それからというもの、サザークにおけるグラディスの悪魔祓いの速度は増した。なんせ、聖水をまくだけで退散する悪魔も多いのだ。これはいい、とにやついていたのもつかの間。
「ねぇ、グラディス。私の実家は漁師をやってるんだけど。なんだか最近、すごく嫌な噂を聞くようになったの」
そう言って庶民出身の修道女であるスザンナが、相談事を持ってきたのは十月半ばだった。
「なんだ。どうにも最近悪魔が多い。海辺でもそうなのか?」
「そうなんだけど……でもね、悪魔憑きというよりも、行方不明になる人が多いみたいなのよ。父が困っていて。テムズ川で漁をしている人のまとめ役みたいな仕事をしてるんだけど、穏やかな流れで、転覆したわけでもないのに、人が消えていくの。特に海の近くは危ないみたい」
庶民とはいえ、漁師のまとめ役という裕福な家の出身だったらしいスザンナは、怯えたように体を震わせた。
「それってあたしの出番なのか? 不思議な事件をなんでも解決できるわけじゃないんだぞ」
「それはそうなんだけど……でもね、数日経って帰ってくる人もいるの。そういう人達が言うにはね、舟に乗ってたはずなのに、気づくと不思議な場所にいたんだって。まるで森の中みたいな。それで不思議な生き物に、『季節を回せ』って命令されるんだって。『聖女に伝えろ』って。……ねぇ、今このロンドンで、聖女って呼ばれてるの、あなたぐらいなんじゃないの?」
グラディスは思いっきり舌打ちをした。スザンナが顔をしかめている。
「ほんっとうに鬱陶しい悪魔共だな。それで、あたしに舟に乗れって?」
「行方不明になって、帰ってこない人もいるの。探せない?」
グラディスは唸った。
「……あたしは、悪魔は祓えるけど、あっちの世界に連れて行かれた人間を探して戻せるかは分からないぞ? やり方が分からない」
「……そうよね……あなたって、世間じゃサザークの聖女様って名高いけど、実際はただの無礼な世間知らずだものね……」
「おい」
なぜ依頼している分際で貶してくるのか。そして言っておくが、スザンナだって充分に世間知らずだと思うのだが。

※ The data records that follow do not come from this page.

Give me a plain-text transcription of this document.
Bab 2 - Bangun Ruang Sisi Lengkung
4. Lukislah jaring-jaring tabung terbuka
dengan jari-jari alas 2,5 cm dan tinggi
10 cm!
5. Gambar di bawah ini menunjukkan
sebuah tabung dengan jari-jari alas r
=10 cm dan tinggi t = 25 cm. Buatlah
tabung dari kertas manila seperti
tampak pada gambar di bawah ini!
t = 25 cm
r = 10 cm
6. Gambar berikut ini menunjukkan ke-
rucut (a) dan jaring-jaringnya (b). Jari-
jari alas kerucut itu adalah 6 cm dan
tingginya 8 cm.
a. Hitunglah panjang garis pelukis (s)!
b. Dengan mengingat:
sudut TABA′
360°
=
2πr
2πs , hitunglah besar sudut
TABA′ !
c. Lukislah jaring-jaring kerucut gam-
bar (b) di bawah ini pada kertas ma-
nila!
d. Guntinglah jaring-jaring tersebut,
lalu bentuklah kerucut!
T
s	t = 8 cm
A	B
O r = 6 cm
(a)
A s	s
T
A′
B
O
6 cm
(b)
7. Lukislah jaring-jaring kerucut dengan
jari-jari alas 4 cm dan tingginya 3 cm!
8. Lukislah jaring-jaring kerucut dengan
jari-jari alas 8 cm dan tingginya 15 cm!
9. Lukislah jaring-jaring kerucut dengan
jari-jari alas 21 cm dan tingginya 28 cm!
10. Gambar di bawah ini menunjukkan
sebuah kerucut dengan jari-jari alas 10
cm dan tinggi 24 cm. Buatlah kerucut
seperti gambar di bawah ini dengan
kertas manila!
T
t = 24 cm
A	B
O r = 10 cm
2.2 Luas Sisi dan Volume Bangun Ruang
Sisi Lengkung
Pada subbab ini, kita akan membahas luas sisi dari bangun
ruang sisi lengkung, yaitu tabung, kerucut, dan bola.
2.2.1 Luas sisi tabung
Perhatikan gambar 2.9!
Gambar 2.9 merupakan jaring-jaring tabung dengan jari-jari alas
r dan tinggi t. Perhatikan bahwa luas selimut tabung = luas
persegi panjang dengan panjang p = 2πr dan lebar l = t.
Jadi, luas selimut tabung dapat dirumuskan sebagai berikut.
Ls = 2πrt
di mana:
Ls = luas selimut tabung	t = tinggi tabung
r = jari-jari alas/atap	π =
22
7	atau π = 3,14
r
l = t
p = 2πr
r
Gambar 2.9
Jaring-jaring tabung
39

「でもね、これ以上行方不明な人を出さないために、何かできないかしら。どうせあなたにそんなたいそうな期待なんてしてないわ。あなた程度にできることだけでいいのよ」
「言葉の端々から軽んじられてる気配がするんだが」
「気のせいじゃない?」
けろりとした顔のスザンナを見て、グラディスはため息をついた。これで解決しなかった時に苦情を言うのが世間というものだ。本当に勘弁してほしい。
「だがあたしはサザークの人間を優先したい。世話になったからな。だから行けるとしたら日帰りで行ける範囲になるんだが……」
「テムズ川の河口までだったら日帰りで行けるわよ」
「往きは早いだろうが、帰りは本当に大丈夫なのか……?」
舟の構造はよく知らないが、川を下るのと遡るのでは、必要な時間も違うだろうと思う。
「帆を張るから大丈夫よ」
言い張るスザンナの視線が時折、やや斜め上に逸れているが、本当に真実大丈夫なのだろうか。胡散臭いことこの上ない。
「ま、スザンナには世話になってるからな……」
庶民出身の修道女達から忌避感がなくなったのは、この明るくて無遠慮で思慮の浅いスザンナのおかげでもある。一度ぐらいならば行くだけ行ってみてもいいかもしれない。
「なら手配しておくわ! 父にも連絡しないと!」
グラディスの気が変わるのを恐れるみたいに、スザンナは素早い動きでその場から去って行った。
「それにしても……海、か」
なぜ海なのだろう。海とテムズ川。季節を巡らせるための悪魔の動きに、どんな関係があるのだろう。考え込みながらサザークの通りに出かけていったグラディスは、その晩スザンナから満面の笑顔で準備万端整ったと告げられ、その手際の良さに少し怯んだのだった。